Nostalgia for Morrison and his dark brew of psychedelic rock and collegiate poetry never abated, really, with the 1960s band’s commercial machine cranking out repackaged music and merchandise at a pace surpassed only by the Rolling Stones and the Beatles. Manzarek and Krieger have other musical affiliations, but by and large their careers have been spent chasing the ghost of the Morrison-fronted Doors.

2011 also marks the 40th anniversary of the Doors’ last studio recording with Morrison, “L.A. Woman.” Rhino and the Doors several months ago released a vinyl version of its most celebrated song, “Riders on the Storm” (for Record Store Day), but the motherlode comes this fall.

A 40th anniversary edition of “L.A. Woman” sprawls across two discs, one with a remastered version of the original album and the other with alternate versions of its songs and some studio chatter. The liner notes come from Rolling Stone archive guru David Fricke and the album’s producer, Bruce Botnick. A separate vinyl release contains the disc 2 material.

The big bang for the Doors-obsessed comes in the 40th anniversary app (for various computer platforms), billed as “a redefining of the album reissue using today’s most current technology.” This appears to be the definitive study of the Doors in their final days.

Editorial topics include:

  • Setting the Scene: Los Angeles in 1971.
  • The “cast of characters” involved in the creation of the album.
  • A multimedia re-creation of the “in the studio with the band” experience.
  • The recording sessions/technical background/the creative process.
  • Geo-mapping of the landmarks/places mentioned in accompanying essays, which are written by Fricke, Botnick, Holly George-Warren, Michael Ventura, Barney Hoskyns and Kristan McKenna.
  • Audio and/or video interviews with the surviving Doors plus Botnick, Jac Holzman, Bill Siddons, Marc Benno, and Jerry Scheff.

doors la woman album imageA four-CD box set, the “super deluxe” edition, picks up much of the content from the Doors app with Rhino-style collectors packaging and adds some other materials.

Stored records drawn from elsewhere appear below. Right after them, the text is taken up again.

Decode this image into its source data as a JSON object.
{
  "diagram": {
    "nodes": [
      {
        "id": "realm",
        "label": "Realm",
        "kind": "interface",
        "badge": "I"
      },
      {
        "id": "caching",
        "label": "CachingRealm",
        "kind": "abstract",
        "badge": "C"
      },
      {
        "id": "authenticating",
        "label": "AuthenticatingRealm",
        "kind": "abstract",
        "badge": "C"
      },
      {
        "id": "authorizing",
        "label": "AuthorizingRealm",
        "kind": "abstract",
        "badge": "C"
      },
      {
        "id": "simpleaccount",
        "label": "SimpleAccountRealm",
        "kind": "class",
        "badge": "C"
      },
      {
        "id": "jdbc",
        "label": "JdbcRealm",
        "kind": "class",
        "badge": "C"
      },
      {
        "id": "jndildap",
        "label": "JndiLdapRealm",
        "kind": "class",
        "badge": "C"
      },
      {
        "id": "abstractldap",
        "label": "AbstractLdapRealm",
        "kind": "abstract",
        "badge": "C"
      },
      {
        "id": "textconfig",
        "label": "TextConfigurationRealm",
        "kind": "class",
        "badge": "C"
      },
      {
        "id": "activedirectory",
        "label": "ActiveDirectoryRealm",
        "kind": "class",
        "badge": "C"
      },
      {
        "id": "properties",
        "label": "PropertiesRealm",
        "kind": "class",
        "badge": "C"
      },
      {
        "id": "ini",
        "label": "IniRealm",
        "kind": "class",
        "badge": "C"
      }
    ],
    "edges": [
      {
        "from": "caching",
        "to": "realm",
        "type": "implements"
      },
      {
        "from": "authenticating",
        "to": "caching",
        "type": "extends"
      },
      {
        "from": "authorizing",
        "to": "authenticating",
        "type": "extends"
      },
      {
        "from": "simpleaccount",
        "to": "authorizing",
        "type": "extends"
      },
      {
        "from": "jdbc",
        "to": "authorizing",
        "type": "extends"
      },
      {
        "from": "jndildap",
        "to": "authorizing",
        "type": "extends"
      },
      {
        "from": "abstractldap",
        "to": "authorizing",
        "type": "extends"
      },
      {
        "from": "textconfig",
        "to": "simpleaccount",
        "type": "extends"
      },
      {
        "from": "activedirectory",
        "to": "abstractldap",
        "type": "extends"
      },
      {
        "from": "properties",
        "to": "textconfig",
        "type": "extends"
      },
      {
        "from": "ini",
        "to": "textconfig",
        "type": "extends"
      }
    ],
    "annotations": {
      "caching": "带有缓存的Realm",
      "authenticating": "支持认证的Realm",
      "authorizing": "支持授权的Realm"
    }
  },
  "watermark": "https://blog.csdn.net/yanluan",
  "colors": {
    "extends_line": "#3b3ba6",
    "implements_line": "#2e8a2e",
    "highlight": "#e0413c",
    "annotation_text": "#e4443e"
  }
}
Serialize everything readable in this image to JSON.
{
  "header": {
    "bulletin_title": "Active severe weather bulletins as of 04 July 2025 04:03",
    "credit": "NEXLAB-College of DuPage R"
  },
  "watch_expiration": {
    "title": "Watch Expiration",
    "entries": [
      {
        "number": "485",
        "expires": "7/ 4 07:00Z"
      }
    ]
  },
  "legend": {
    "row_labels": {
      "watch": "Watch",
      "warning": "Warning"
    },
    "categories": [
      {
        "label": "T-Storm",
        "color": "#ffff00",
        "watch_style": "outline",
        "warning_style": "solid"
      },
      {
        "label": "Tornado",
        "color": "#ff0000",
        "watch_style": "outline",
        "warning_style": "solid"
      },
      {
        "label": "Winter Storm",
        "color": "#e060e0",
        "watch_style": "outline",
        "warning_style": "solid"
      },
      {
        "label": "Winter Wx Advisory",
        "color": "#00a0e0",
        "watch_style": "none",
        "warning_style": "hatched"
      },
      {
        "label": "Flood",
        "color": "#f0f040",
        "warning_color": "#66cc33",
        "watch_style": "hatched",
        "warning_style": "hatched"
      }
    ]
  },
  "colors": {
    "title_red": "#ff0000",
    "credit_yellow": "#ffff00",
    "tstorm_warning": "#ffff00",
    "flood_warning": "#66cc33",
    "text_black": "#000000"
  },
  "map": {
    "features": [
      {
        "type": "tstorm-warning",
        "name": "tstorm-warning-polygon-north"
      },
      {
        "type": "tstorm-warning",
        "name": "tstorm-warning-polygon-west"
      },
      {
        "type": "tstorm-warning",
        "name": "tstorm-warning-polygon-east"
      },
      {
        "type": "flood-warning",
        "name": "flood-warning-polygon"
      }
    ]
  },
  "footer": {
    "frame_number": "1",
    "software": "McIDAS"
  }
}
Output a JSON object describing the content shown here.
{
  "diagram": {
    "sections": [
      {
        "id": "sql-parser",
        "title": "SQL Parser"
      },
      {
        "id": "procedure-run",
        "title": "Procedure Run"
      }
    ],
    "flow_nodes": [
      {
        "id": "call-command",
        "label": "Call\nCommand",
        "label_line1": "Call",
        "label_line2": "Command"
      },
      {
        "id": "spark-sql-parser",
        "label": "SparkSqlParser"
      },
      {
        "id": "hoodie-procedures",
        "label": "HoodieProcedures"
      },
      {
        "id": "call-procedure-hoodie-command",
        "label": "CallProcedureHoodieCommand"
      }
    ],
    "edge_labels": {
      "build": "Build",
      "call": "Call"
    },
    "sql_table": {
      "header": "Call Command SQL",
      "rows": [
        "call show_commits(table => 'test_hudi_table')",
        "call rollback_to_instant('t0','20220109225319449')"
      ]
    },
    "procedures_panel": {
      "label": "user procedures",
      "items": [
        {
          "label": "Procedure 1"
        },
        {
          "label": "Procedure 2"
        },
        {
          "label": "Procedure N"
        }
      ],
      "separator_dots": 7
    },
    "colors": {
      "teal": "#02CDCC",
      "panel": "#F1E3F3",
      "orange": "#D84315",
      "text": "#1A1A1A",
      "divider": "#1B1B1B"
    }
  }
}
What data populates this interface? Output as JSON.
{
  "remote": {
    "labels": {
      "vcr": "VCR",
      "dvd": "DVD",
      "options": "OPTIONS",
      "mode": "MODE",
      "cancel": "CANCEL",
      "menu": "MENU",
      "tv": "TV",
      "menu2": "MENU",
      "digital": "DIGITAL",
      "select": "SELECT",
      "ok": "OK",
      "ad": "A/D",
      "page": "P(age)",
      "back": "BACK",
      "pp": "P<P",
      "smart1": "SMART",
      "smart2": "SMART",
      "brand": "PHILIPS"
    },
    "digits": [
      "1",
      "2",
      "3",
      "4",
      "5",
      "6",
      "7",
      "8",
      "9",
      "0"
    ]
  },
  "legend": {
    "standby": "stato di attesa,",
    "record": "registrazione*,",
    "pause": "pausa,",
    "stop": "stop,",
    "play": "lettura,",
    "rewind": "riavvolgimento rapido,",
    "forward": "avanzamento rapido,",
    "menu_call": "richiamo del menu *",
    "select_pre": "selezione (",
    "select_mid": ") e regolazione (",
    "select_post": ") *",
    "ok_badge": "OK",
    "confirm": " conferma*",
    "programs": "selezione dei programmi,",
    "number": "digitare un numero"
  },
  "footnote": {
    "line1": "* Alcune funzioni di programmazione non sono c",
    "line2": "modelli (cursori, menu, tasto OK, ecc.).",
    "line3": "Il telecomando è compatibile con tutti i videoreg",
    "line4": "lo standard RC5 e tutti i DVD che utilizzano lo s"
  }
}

The 40th anni promotion also sees the release of “Mr. Mojo Risin’: The Story Of L.A. Woman” on DVD.

No specific release dates or presale information was released by the Doors’ management. The four-CD box set will be sold exclusively by the Doors’ web site, apparently.

CD background: The surviving Doors remixed “L.A. Woman” a decade ago, but those tracks weren’t included on on single CD release until 2007 (part of another 40th anniversary celebration, for the band itself). The last mega-Doors release was the six-CD, six-DVD box set “Perception,” unleashed in 2006 and again in 2008.

More immediately, there’s the covers project “All Wood and Doors,” from folk veteran James Lee Stanley, who created “Wood and Stones” (with John Batdorf) in 2005. Doors drummer Densmore was a fan of that album of acoustic Rolling Stones covers, and told Stanley he’d be happy to play on a similar project with Doors material.

Stanley, given to two-man band projects, teams up this time with Cliff Eberhardt. Also playing on the album are Doors guitarist Krieger, Peter Tork, Timothy B. Schmit, Paul Barrere and Batdorf.

Krieger and Densmore recorded separately, no surprise because they’ve long been at odds over the Doors’ name and recordings. Keyboardist Manzarek, usually eager to get in on any Doors-related project, is MIA on this guitar-driven project.

“All Wood and Doors” is set for release on June 12 via Stanley’s own Beachwood Records.

The dozen Doors cover songs are “Break on Through,” “Love Me Two Times,” “Take It As It Comes,” “Strange Days,” “Light My Fire,” “Touch Me,” “Crystal Ship,” “Soul Kitchen,” “People Are Strange,” “Moonlight Drive,” “Riders on the Storm” and (short and sweet) “The End.”